Hatherleigh's Carnival Day starts with the first run of blazing tar barrels through the streets at 5 in the morning. You would be surprised how many people waken - or perhaps stay up - to see this spectacular event. During the morning the Carnival President and previous year's disco carnival queen judge the decorated shop windows.
The children's afternoon procession is led by the Town's Silver Band; then the Prince & Princess float and the float of the disco carnival queen, followed by the children who have dressed in imaginative costumes. This procession starts at the top of the Town and proceeds to the Market where the children are judged and the Carnival Royalty are crowned by the President of the Carnival Committee.
The evening procession is very dramatically led by flaming torches and the Silver Band. The amazingly decorated floats travel slowly around the Town allowing spectators to appreciate their themes and craftsmanship. Many floats are covered with crepe paper, but materials and paint are also used. The most colorful float is of course the one of the disco carnival queen. The procession is enhanced by the various costumed walking guys (collectors) and the different bands - brass, samba, pipe and majorette.There is a final run of tar barrels after the procession, ending in a bonfire at the Market.

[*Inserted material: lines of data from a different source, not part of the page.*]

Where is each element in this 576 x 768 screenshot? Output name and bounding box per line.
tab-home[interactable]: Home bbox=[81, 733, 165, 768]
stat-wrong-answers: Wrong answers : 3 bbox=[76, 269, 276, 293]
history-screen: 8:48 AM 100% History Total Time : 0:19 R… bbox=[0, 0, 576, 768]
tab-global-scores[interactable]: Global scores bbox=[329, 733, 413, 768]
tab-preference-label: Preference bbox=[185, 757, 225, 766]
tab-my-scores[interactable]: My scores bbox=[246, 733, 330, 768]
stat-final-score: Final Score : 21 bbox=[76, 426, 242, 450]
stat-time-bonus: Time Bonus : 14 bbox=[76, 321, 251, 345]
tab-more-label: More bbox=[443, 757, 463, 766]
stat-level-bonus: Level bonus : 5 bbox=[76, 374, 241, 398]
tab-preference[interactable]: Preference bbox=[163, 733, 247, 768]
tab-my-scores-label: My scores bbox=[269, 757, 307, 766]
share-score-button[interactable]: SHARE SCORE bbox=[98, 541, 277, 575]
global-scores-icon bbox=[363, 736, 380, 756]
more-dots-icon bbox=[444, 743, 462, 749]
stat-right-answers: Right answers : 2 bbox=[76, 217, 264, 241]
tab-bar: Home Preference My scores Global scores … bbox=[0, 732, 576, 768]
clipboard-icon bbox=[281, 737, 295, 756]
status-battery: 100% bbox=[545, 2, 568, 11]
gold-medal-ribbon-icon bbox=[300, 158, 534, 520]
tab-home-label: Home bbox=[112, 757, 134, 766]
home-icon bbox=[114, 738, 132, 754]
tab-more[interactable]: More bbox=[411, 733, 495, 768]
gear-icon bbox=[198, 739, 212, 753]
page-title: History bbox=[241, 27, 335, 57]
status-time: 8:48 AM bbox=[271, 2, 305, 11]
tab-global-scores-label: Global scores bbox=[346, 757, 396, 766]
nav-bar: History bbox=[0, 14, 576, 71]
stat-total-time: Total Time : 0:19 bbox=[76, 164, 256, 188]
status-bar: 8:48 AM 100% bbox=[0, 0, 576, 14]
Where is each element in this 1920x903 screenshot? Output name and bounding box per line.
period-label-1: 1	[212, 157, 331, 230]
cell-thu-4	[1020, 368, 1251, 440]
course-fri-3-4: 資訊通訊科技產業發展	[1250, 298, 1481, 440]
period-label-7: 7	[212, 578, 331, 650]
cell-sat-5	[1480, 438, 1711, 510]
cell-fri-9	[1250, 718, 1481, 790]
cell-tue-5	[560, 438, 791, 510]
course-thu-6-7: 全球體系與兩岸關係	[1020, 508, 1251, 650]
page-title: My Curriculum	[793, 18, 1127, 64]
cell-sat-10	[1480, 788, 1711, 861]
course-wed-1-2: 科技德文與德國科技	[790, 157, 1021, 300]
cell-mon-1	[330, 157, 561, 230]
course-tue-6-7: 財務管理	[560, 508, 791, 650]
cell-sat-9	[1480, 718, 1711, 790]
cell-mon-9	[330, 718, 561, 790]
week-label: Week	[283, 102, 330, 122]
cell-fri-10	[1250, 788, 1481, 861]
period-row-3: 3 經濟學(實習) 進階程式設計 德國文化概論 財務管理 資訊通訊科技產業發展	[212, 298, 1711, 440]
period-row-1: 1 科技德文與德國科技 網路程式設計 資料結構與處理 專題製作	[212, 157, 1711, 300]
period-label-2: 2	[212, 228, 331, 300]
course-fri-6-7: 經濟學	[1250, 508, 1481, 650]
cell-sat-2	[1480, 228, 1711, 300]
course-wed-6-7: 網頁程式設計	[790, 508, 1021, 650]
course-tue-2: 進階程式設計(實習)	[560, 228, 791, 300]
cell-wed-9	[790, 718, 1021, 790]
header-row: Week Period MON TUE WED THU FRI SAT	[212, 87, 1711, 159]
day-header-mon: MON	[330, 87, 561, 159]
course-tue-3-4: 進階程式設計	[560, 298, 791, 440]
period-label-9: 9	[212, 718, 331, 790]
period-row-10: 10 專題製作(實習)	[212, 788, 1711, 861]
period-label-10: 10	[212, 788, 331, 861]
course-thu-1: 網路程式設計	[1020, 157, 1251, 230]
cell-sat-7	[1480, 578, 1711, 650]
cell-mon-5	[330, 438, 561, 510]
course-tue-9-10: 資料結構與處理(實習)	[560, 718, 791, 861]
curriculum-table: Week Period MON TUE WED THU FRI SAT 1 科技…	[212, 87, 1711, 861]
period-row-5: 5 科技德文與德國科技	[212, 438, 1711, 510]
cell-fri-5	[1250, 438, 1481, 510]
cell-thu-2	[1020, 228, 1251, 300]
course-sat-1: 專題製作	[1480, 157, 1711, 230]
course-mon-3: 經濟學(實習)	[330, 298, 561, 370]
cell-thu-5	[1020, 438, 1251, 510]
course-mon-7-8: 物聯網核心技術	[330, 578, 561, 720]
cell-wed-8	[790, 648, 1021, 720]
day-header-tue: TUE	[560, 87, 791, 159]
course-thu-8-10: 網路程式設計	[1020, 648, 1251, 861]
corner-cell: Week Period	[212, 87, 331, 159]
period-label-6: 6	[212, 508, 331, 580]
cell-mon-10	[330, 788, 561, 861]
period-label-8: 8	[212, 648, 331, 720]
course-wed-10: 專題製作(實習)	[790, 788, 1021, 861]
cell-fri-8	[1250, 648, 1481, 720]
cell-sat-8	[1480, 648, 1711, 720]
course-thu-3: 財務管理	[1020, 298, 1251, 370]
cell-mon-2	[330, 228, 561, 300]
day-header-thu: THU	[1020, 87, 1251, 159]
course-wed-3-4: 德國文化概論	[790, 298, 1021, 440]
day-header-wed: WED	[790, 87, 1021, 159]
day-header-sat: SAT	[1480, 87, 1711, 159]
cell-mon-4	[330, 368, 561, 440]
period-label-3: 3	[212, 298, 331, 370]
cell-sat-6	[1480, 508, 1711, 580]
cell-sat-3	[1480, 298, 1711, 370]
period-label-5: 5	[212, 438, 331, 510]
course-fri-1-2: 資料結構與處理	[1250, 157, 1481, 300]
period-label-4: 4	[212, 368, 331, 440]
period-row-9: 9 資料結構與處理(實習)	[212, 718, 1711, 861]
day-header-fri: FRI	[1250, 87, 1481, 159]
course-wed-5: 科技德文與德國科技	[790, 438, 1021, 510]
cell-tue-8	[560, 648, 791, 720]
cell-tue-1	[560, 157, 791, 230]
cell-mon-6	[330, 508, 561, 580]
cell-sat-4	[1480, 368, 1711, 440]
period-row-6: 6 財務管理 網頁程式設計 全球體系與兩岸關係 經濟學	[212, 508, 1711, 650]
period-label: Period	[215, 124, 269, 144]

Most of the traditions have remained in one form or another. The Carnival was originally called The Hatherleigh & Meeth Hospital Association Carnival at the turn of the 20th Century. Its aim was to raise money to pay for residents' hospital care. Today, profits are still donated to local charities. Eventually the Carnival was combined with the Town's Guy Fawkes celebrations and was held on the first Wednesday in November. Before the advent of Guy Fawkes and dating back to pagan times, it is believed there were fire celebrations, including the rumors that effigies of townsfolk who had done wrong in the previous year were burnt.
In latter years the day of the Carnival had to be moved to a more work/school friendly Saturday and that is about the only change to this wonderful, traditional celebration.
This year the committee has held an exhibition of past Carnival Photographs and memorabilia, with the added attractions of a Punch & Judy Show and Hatherleigh Silver Band, a Dance for Past Kings, traditional election of the Disco Carnival Queen & The Teenage Princess selection disco party with music by Harmony Dance Band, a couple of workshops at the Primary School, an Edwardian Fancy dress Parade & Fete and of course the Royalty Disco in September. As well as all the events the committee, whilst celebrating the past 100 years, have also joined the 21st century with the new range of fleeces, sweatshirts, T-Shirts and caps which all have the tar barrel logo and are very reasonably priced.
The Carnival was awarded a National Lottery grant to help cover the cost of the centenary celebrations and to enable the committee to purchase 2-way radios which will help the safe stewarding of the carnival. Finally Commemorative Carnival programs are also available and they are free!